Pani Jenkins zresztą rozkręciła już własny biznes. Kupiła 49 proc. udziałów producenta kostiumów kąpielowych Melissa Odabash. Do pierwszej kolekcji jej przyjaciółka Cindy Crawford wypożyczyła jej jako modelkę swoją śliczną pięcioletnią córeczkę Kaię. – To o wiele lepszy pomysł, niż gdyby bikini miała nosić Pamela Anderson – tłumaczy Diana Jenkins, której kariera do złudzenia przypomina historię Kopciuszka. 35 lat temu urodziła się w Bośni. Pracujący w Barclays Capital Jenkins poznał ją, kiedy uciekła od wojny, aby w Londynie studiować na City University. Dzisiaj Diana znalazła się na 50. miejscu na liście 100 najchętniej zapraszanych w Nowym Jorku. A miliony dalej lecą.
Niektóre pensje nadal są bardzo wysokie. Bob Dimond, szefujący działowi inwestycyjnemu w Barclays Bank, za ubiegły rok dostał wypłatę w wysokości 22 mln funtów. Prezes sieci handlowej Tesco dostał 4 mln funtów. Ale już Philip Green, właściciel jednej z największych brytyjskich sieci handlowych Top Shop (niedawno otworzył swój pierwszy sklep w Polsce z kolekcją, w której projektowaniu miała swój udział supermodelka Kate Moss), zarabia rocznie 460 mln funtów.

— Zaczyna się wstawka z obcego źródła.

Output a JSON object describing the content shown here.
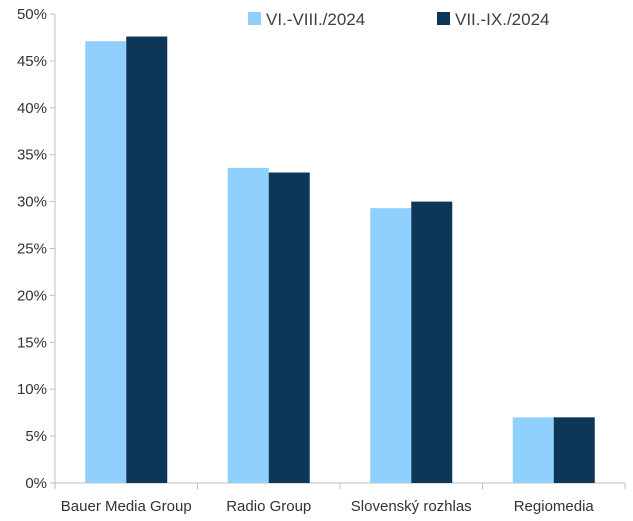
{
  "chart_data": {
    "type": "bar",
    "title": "",
    "xlabel": "",
    "ylabel": "",
    "categories": [
      "Bauer Media Group",
      "Radio Group",
      "Slovenský rozhlas",
      "Regiomedia"
    ],
    "series": [
      {
        "name": "VI.-VIII./2024",
        "color": "#8fd0ff",
        "values": [
          47.1,
          33.6,
          29.3,
          7.0
        ]
      },
      {
        "name": "VII.-IX./2024",
        "color": "#0d3758",
        "values": [
          47.6,
          33.1,
          30.0,
          7.0
        ]
      }
    ],
    "ylim": [
      0,
      50
    ],
    "yticks": [
      "0%",
      "5%",
      "10%",
      "15%",
      "20%",
      "25%",
      "30%",
      "35%",
      "40%",
      "45%",
      "50%"
    ],
    "ytick_values": [
      0,
      5,
      10,
      15,
      20,
      25,
      30,
      35,
      40,
      45,
      50
    ],
    "grid": false,
    "legend_position": "top-right",
    "axis_color": "#bfbfbf"
  }
}
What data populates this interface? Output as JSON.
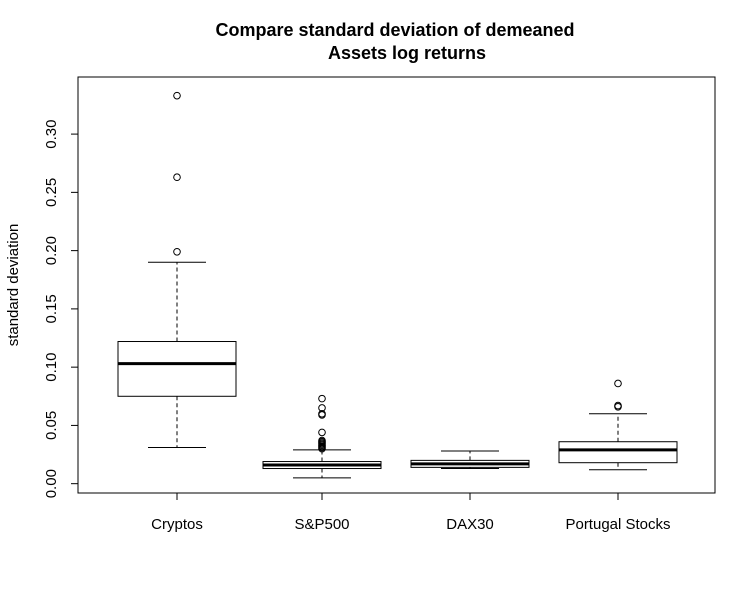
{
  "chart_data": {
    "type": "boxplot",
    "title": [
      "Compare standard deviation of demeaned",
      "Assets log returns"
    ],
    "xlabel": "",
    "ylabel": "standard deviation",
    "ylim": [
      -0.008,
      0.349
    ],
    "y_ticks": [
      "0.00",
      "0.05",
      "0.10",
      "0.15",
      "0.20",
      "0.25",
      "0.30"
    ],
    "y_tick_values": [
      0.0,
      0.05,
      0.1,
      0.15,
      0.2,
      0.25,
      0.3
    ],
    "grid": false,
    "categories": [
      "Cryptos",
      "S&P500",
      "DAX30",
      "Portugal Stocks"
    ],
    "boxes": [
      {
        "name": "Cryptos",
        "whisker_low": 0.031,
        "q1": 0.075,
        "median": 0.103,
        "q3": 0.122,
        "whisker_high": 0.19,
        "outliers": [
          0.199,
          0.263,
          0.333
        ]
      },
      {
        "name": "S&P500",
        "whisker_low": 0.005,
        "q1": 0.013,
        "median": 0.016,
        "q3": 0.019,
        "whisker_high": 0.029,
        "outliers": [
          0.03,
          0.031,
          0.032,
          0.033,
          0.034,
          0.035,
          0.036,
          0.037,
          0.044,
          0.059,
          0.06,
          0.065,
          0.073
        ]
      },
      {
        "name": "DAX30",
        "whisker_low": 0.013,
        "q1": 0.014,
        "median": 0.017,
        "q3": 0.02,
        "whisker_high": 0.028,
        "outliers": []
      },
      {
        "name": "Portugal Stocks",
        "whisker_low": 0.012,
        "q1": 0.018,
        "median": 0.029,
        "q3": 0.036,
        "whisker_high": 0.06,
        "outliers": [
          0.066,
          0.067,
          0.086
        ]
      }
    ]
  }
}
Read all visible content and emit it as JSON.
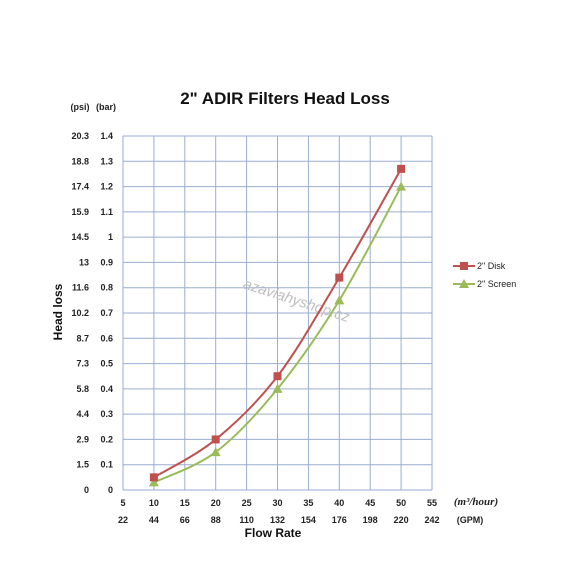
{
  "chart_data": {
    "type": "line",
    "title": "2\" ADIR Filters Head Loss",
    "xlabel": "Flow Rate",
    "ylabel": "Head loss",
    "x_unit_primary": "(m³/hour)",
    "x_unit_secondary": "(GPM)",
    "y_unit_left": "(psi)",
    "y_unit_right": "(bar)",
    "x_ticks": [
      5,
      10,
      15,
      20,
      25,
      30,
      35,
      40,
      45,
      50,
      55
    ],
    "x_ticks_gpm": [
      "22",
      "44",
      "66",
      "88",
      "110",
      "132",
      "154",
      "176",
      "198",
      "220",
      "242"
    ],
    "xlim": [
      5,
      55
    ],
    "y_ticks_bar": [
      "0",
      "0.1",
      "0.2",
      "0.3",
      "0.4",
      "0.5",
      "0.6",
      "0.7",
      "0.8",
      "0.9",
      "1",
      "1.1",
      "1.2",
      "1.3",
      "1.4"
    ],
    "y_ticks_psi": [
      "0",
      "1.5",
      "2.9",
      "4.4",
      "5.8",
      "7.3",
      "8.7",
      "10.2",
      "11.6",
      "13",
      "14.5",
      "15.9",
      "17.4",
      "18.8",
      "20.3"
    ],
    "ylim": [
      0,
      1.4
    ],
    "grid": true,
    "legend_position": "right",
    "series": [
      {
        "name": "2\" Disk",
        "color": "#c0504d",
        "marker": "square",
        "x": [
          10,
          20,
          30,
          40,
          50
        ],
        "y": [
          0.05,
          0.2,
          0.45,
          0.84,
          1.27
        ]
      },
      {
        "name": "2\" Screen",
        "color": "#9bbb59",
        "marker": "triangle",
        "x": [
          10,
          20,
          30,
          40,
          50
        ],
        "y": [
          0.03,
          0.15,
          0.4,
          0.75,
          1.2
        ]
      }
    ],
    "watermark": "azavlahyshop.cz"
  }
}
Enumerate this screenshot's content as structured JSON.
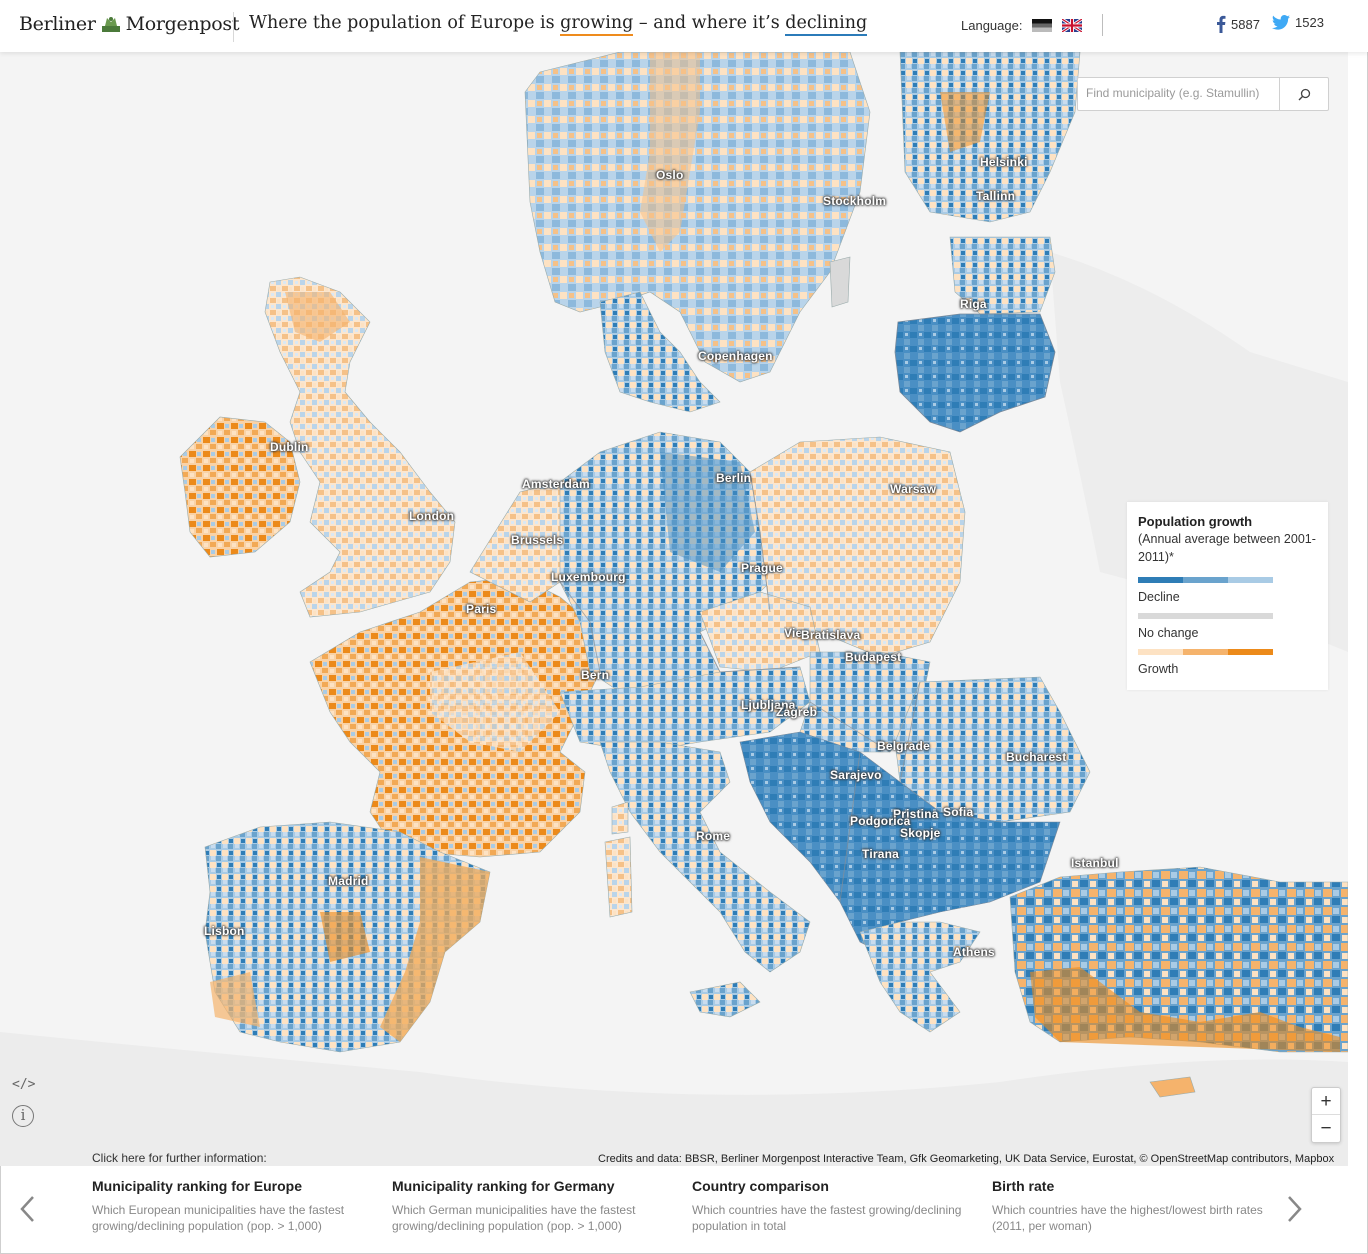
{
  "header": {
    "logo_left": "Berliner",
    "logo_right": "Morgenpost",
    "headline_pre": "Where the population of Europe is ",
    "headline_growing": "growing",
    "headline_mid": " – and where it’s ",
    "headline_declining": "declining",
    "language_label": "Language:",
    "facebook_count": "5887",
    "twitter_count": "1523"
  },
  "search": {
    "placeholder": "Find municipality (e.g. Stamullin)"
  },
  "legend": {
    "title": "Population growth",
    "subtitle": "(Annual average between 2001-2011)*",
    "decline_label": "Decline",
    "nochange_label": "No change",
    "growth_label": "Growth",
    "decline_colors": [
      "#2f7db6",
      "#6aa3cd",
      "#a9cbe5"
    ],
    "nochange_color": "#d9d9d9",
    "growth_colors": [
      "#fde2c3",
      "#f5b36c",
      "#ec8a1a"
    ]
  },
  "cities": [
    "Oslo",
    "Stockholm",
    "Helsinki",
    "Tallinn",
    "Riga",
    "Copenhagen",
    "Dublin",
    "London",
    "Amsterdam",
    "Berlin",
    "Warsaw",
    "Brussels",
    "Luxembourg",
    "Prague",
    "Paris",
    "Vienna",
    "Bratislava",
    "Budapest",
    "Bern",
    "Ljubljana",
    "Zagreb",
    "Belgrade",
    "Bucharest",
    "Sarajevo",
    "Pristina",
    "Sofia",
    "Podgorica",
    "Skopje",
    "Tirana",
    "Istanbul",
    "Rome",
    "Madrid",
    "Lisbon",
    "Athens"
  ],
  "controls": {
    "zoom_in": "+",
    "zoom_out": "−",
    "embed": "</>",
    "info": "i"
  },
  "credits": "Credits and data: BBSR, Berliner Morgenpost Interactive Team, Gfk Geomarketing, UK Data Service, Eurostat, © OpenStreetMap contributors, Mapbox",
  "footer": {
    "further_info": "Click here for further information:",
    "cards": [
      {
        "title": "Municipality ranking for Europe",
        "desc": "Which European municipalities have the fastest growing/declining population (pop. > 1,000)"
      },
      {
        "title": "Municipality ranking for Germany",
        "desc": "Which German municipalities have the fastest growing/declining population (pop. > 1,000)"
      },
      {
        "title": "Country comparison",
        "desc": "Which countries have the fastest growing/declining population in total"
      },
      {
        "title": "Birth rate",
        "desc": "Which countries have the highest/lowest birth rates (2011, per woman)"
      }
    ]
  }
}
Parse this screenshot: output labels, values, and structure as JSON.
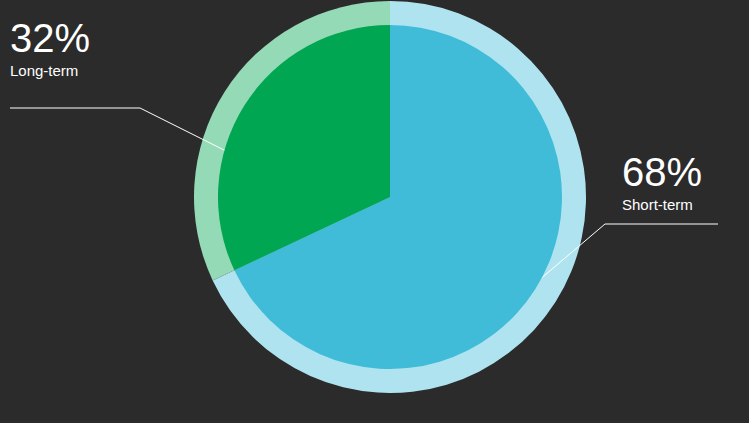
{
  "chart_data": {
    "type": "pie",
    "categories": [
      "Short-term",
      "Long-term"
    ],
    "values": [
      68,
      32
    ],
    "value_labels": [
      "68%",
      "32%"
    ],
    "colors": [
      "#40bcd8",
      "#00a651"
    ],
    "data_labels": true
  }
}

Dzisiaj w amerykańskim kurorcie Aspen mimo kryzysu nie sposób jest zarezerwować w kultowym hotelu Little Nell apartament kosztujący 5 tys. dolarów za noc. Nie ma miejsc na wycieczkę dookoła świata za 38 tys. dolarów organizowaną przez Tavca World Tours w Nowym Jorku. I nadal sprzedaż luksusowych aut to 12 proc. rynku.
– Ludzie nadal wydają pieniądze, choć może robią to nie tak ostentacyjnie jak dotychczas, a poza tym jednak straszne opowieści o tym, że kolejny bank zapowiedział zwolnienia, nie nastrajają optymistycznie – mówi anonimowo pracownik Bank of America.
Skończyła się zdecydowanie era zamawiania torebek u Hermesa z wielkim wyprzedzeniem, zwłaszcza Birkin Bag ze skóry strusia za 10 tys. euro, ale nadal w dobrym tonie są zakupy w butikach w okolicach Oxford Street, na Bond Street czy nowojorskiej Madison.
[srodtytul]Bogaty cierpi mniej[/srodtytul]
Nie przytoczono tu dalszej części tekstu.